I’ve always been big on sleep. Like, I’m one of those people who can sleep 12 hours and still feel tired. I am one of those people who can not live on 5 hours of sleep. There is no amount of coffee that can cure my tiredness when I don’t get enough sleep.

I’ve also dealt with insomnia my whole life—at times being bad enough that I’ve had to resort to a certain prescription that people basically black out if they take it and try to stay awake and it still didn’t make me go to sleep. I’m fine with staying asleep once I’m there, but if I’m awake, getting to sleep is nearly impossible.

I was convinced I wouldn’t co-sleep with Peanut. I bought a crib and tried on multiple occasions to put her to sleep in it, but me staying awake through the nursing and getting her deeply enough asleep that she wouldn’t wake up when I set her down just ended up with her sleeping in the crib next to me, me lying awake for an hour, then her waking up a half hour after I finally fall asleep to eat again.

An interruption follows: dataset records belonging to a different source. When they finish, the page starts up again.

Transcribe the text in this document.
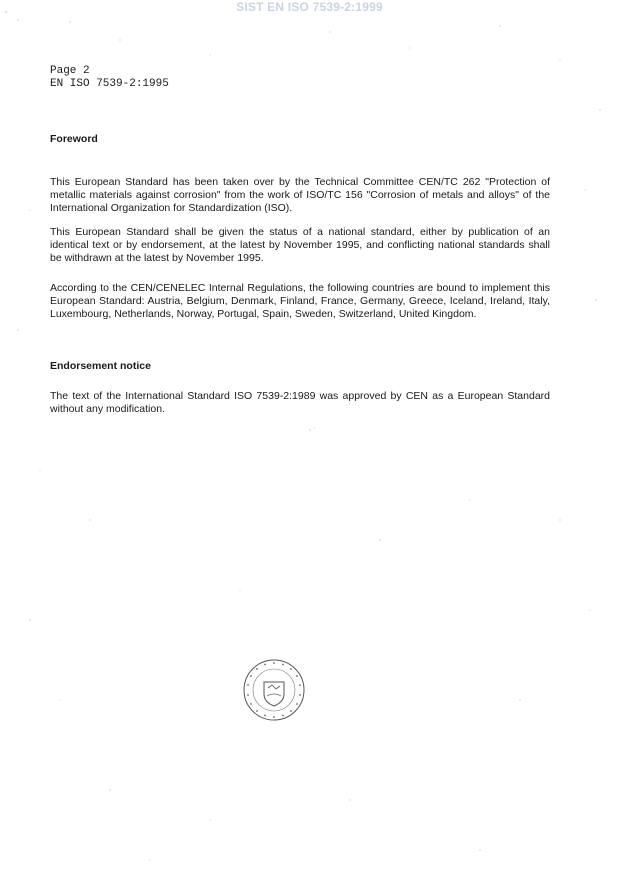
SIST EN ISO 7539-2:1999
Page 2
EN ISO 7539-2:1995
Foreword
This European Standard has been taken over by the Technical Committee CEN/TC 262 "Protection of metallic materials against corrosion" from the work of ISO/TC 156 "Corrosion of metals and alloys" of the International Organization for Standardization (ISO).
This European Standard shall be given the status of a national standard, either by publication of an identical text or by endorsement, at the latest by November 1995, and conflicting national standards shall be withdrawn at the latest by November 1995.
According to the CEN/CENELEC Internal Regulations, the following countries are bound to implement this European Standard: Austria, Belgium, Denmark, Finland, France, Germany, Greece, Iceland, Ireland, Italy, Luxembourg, Netherlands, Norway, Portugal, Spain, Sweden, Switzerland, United Kingdom.
Endorsement notice
The text of the International Standard ISO 7539-2:1989 was approved by CEN as a European Standard without any modification.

Yes, she woke up every 90 minutes all night long—for the first six months or so of her life. She nursed every 90ish minutes 24 hours a day until she sat upright and started solid foods. Even after that, it was every 2-3 hours. She had really bad reflux and the few times she slept longer than that, she would wake up screaming in pain. There was an adjustment period where my body got used to waking up and going back to sleep so often, but when I look back at those days now, I have a sneaking suspicion that I was much more rested than other moms of newborns.

16 months later, we’re still co-sleeping. Even now, I do not think I could function without co-sleeping and breastfeeding.